My question is what kind of memory barrier should be followed by writes ICC_SGI1R_EL1?
This question related to the implementation of the instruction "MSR ICC_SGI1R_EL1, x".
If the instruction actually write the memory mapped register, should we use data memory barrier?
I doubt there is a memory barrier needed for this register. Memory barrier is needed if the delayed effect of writing might cause problems.For example if you use shared memory to store information, do the SGI and another core reads this memory. Then you might need a "DMB" _before_ SGI. But not after. As the current core does not rely on it.Different example is changing MMU config, then you need the DMB _after_ changing it, to be sure the next insn sees the effect.
But I see linux add a ISB after it.
There is a comments /* Force the above writes to ICC_SGI1R_EL1 to be executed */.
Does this write need to be forced?
There is an interesting chapter in the ARMv8-A manual: D7.1.2 .My understanding is, the Linux code is "defensive" here. Means, they want to make sure, that the SGI has been handled before any other action takes place which might rely on it. Since the code might also send an IPI to the local core this might be the reason for this.I use SGI heavily for Core to Core message passing on ARMv7 and ARMv8 but did not notice any problem.
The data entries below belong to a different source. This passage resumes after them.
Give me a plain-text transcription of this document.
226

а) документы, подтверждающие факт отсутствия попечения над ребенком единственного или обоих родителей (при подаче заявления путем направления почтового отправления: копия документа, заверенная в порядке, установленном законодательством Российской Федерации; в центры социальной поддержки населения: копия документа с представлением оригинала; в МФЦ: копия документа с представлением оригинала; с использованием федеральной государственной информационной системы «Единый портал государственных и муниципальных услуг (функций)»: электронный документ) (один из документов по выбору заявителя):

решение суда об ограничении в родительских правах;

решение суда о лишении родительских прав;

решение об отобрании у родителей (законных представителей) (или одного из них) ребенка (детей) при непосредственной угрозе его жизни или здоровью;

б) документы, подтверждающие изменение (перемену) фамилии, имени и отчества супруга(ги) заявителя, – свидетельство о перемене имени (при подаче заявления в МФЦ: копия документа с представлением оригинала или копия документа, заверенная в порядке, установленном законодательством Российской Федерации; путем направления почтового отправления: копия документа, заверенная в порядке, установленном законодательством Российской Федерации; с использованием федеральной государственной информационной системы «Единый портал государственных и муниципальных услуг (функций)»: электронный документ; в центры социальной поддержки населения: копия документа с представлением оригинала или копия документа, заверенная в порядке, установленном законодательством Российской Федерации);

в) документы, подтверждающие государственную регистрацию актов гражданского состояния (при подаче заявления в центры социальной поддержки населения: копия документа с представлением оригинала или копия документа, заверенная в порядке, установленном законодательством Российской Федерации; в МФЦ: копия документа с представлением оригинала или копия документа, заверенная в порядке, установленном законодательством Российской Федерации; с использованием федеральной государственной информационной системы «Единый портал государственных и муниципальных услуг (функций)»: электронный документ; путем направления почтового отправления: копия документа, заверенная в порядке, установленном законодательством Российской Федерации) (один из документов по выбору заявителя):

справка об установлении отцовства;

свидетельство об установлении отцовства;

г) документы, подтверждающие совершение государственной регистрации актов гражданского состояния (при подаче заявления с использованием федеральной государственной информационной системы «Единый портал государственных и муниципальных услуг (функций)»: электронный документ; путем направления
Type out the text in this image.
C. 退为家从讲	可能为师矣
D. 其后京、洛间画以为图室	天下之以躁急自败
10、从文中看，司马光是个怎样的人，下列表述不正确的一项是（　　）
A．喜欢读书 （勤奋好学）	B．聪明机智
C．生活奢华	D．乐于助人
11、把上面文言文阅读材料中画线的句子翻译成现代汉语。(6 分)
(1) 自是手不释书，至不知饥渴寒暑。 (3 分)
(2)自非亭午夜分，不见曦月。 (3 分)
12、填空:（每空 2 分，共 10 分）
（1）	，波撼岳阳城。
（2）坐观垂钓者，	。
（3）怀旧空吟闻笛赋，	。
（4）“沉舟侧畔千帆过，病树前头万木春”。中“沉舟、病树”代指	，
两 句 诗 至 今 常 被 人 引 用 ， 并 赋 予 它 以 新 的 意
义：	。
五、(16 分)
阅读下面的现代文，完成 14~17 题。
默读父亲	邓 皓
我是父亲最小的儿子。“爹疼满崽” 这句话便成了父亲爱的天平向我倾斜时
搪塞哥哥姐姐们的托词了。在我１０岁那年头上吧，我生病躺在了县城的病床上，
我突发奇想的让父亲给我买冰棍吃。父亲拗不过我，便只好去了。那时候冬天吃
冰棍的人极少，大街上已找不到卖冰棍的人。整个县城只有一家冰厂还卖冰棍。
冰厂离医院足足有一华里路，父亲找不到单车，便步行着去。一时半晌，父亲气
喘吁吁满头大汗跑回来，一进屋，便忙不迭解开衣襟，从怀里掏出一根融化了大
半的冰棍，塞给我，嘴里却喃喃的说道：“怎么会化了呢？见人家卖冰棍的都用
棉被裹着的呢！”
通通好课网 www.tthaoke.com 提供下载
In <ARM® Generic Interrupt Controller Architecture Specification>
There is a NOTICE:
An ISB or other context synchronization operation must precede the DSB to ensure visibility of System register writes.
According to this, we should add both ISB and DSB to make other core see it.
The GIC 3.0 manual is the only one with this hint. Maybe one reason you did notice this dramatic difference in the latency between 2.0 and 3.0?